Dissecting Violence


Amongst the manifold explanations of colonialism, Fanon offers one with an extreme amount of bluntness. For him, the mediating relationship between a coloniser and the colonised is one of violence. Fanon turns the idea of the “native” being inherently violent on its head. Hence, it is not the colonised who is seeking violence, but it is the white man’s hegemony that is being maintained by using brute force. He blames no one but the white man for bringing “violence into the home and into the mind of the native”. He maps the steps of violence which begin with the “natives” inflicting violence on each other before channelling it to their masters. Therefore, as Satre put it in his preface, the violence does not stem from the native. It is white violence that accompanied these white voyagers to African soil.

It is the misunderstood work of Fanon that led to the conception that he was nothing more than a propagator of violence. However, in reality, he is providing a common-sense analysis of reactional violence that the colonised displays after suffering through years of degradation and dehumanisation. One way to perceive the violence returned by the “native” is to understand it as something that transcends all ideas of rationality. These include acts of denial, vengeance or self-defence. But Fanon does not want his reader to understand violence in this manner. The native’s violence is one that is almost automatic or reactionary to the torments of colonialism.

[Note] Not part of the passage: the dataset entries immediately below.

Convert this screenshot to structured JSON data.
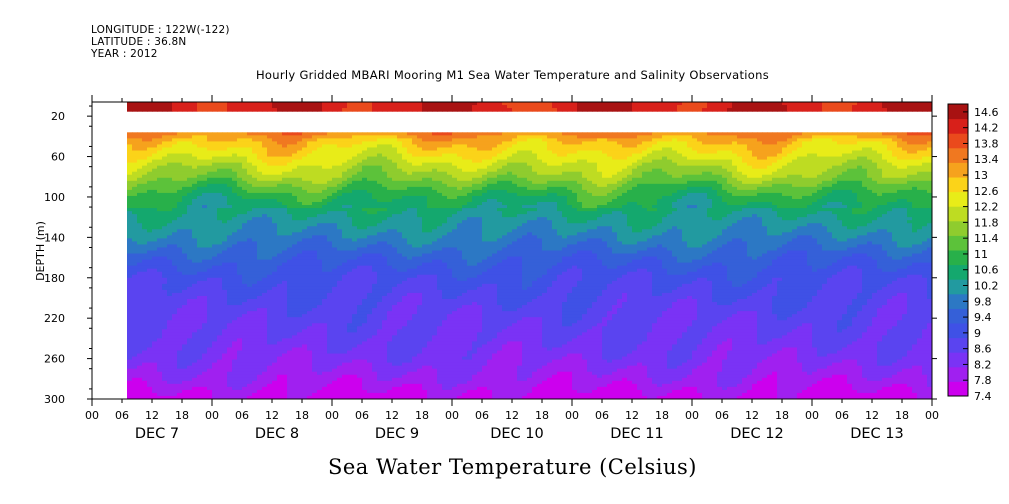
{
  "header": {
    "longitude": "LONGITUDE : 122W(-122)",
    "latitude": "LATITUDE : 36.8N",
    "year": "YEAR : 2012"
  },
  "chart_data": {
    "type": "heatmap",
    "title": "Hourly Gridded MBARI Mooring M1 Sea Water Temperature and Salinity Observations",
    "subtitle": "Sea Water Temperature (Celsius)",
    "xlabel": "",
    "ylabel": "DEPTH (m)",
    "y_inverted": true,
    "ylim": [
      300,
      6
    ],
    "y_ticks": [
      20,
      60,
      100,
      140,
      180,
      220,
      260,
      300
    ],
    "x_range_hours": [
      0,
      168
    ],
    "x_hour_ticks": [
      "00",
      "06",
      "12",
      "18",
      "00",
      "06",
      "12",
      "18",
      "00",
      "06",
      "12",
      "18",
      "00",
      "06",
      "12",
      "18",
      "00",
      "06",
      "12",
      "18",
      "00",
      "06",
      "12",
      "18",
      "00",
      "06",
      "12",
      "18",
      "00"
    ],
    "x_day_labels": [
      "DEC  7",
      "DEC  8",
      "DEC  9",
      "DEC 10",
      "DEC 11",
      "DEC 12",
      "DEC 13"
    ],
    "data_start_hour": 7,
    "no_data_depths_m": [
      15,
      37
    ],
    "colorbar": {
      "levels": [
        14.6,
        14.2,
        13.8,
        13.4,
        13,
        12.6,
        12.2,
        11.8,
        11.4,
        11,
        10.6,
        10.2,
        9.8,
        9.4,
        9,
        8.6,
        8.2,
        7.8,
        7.4
      ],
      "range": [
        7.4,
        14.8
      ],
      "colors": [
        "#cc00ee",
        "#a020f0",
        "#7a33f5",
        "#5a44f0",
        "#3f51e6",
        "#3560d8",
        "#2c78c4",
        "#229aa0",
        "#14a86e",
        "#28b04a",
        "#5cc23a",
        "#8fcc2e",
        "#bedc22",
        "#e8ec18",
        "#fbd319",
        "#f6a21d",
        "#f07820",
        "#ea4a1c",
        "#d8201a",
        "#a81212"
      ]
    },
    "profile_depths_m": [
      6,
      15,
      37,
      45,
      60,
      70,
      80,
      90,
      100,
      120,
      140,
      160,
      180,
      200,
      220,
      240,
      260,
      280,
      300
    ],
    "profile_temps_c": [
      14.3,
      14.3,
      13.4,
      12.9,
      12.4,
      12.0,
      11.7,
      11.2,
      10.8,
      10.3,
      9.9,
      9.4,
      9.0,
      8.8,
      8.6,
      8.5,
      8.3,
      8.0,
      7.6
    ]
  }
}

Satre sums Fanon’s psychiatric analysis by stating that the “native cures himself of colonial neurosis” by returning violence. The colonised people are robbed of their land, dignity and sometimes life. These victims have little space for a rational analysis of inflicting violence on to each other or the coloniser. Violence, for them, comes out as nothing but a natural response to the environment created around them. Naturally then, the “object” speaks back to the “subject”, reclaiming its place as a subject.

Violence is also perceived as a cleansing force. Fanon holds decolonisation as an act of emancipating one’s body and returning to be your authentic “self”. Hence, decolonisation is a story of homecoming, and in this process of restoration, violence is serving as a cleansing force. Fanon’s analysis is explained further in one of his earlier books “black skins, white masks”. He pitches the idea of a “collective catharsis” where violence is seen as an outlet for society to let its aggression out.

Finally, the process of getting in tune with the present is much more than violence, and Fanon is cognisant of this. Violence is not merely the end goal for him as he realises that the violent process of decolonisation will lead to a system that will be equally worse, if not more. He states that the militant who faces the colonialist war machine with the bare minimum of arms realizes that while he is breaking down colonial oppression he is building up yet another system of exploitation. Hence, Fanon’s violence is not impetuous. He wants the already dissatisfying process of decolonisation to ensure the inclusion of all its subjects equally. Otherwise, the violence alone would go in vain as it would just be recreating the system of exploitation that the colonised wished to escape.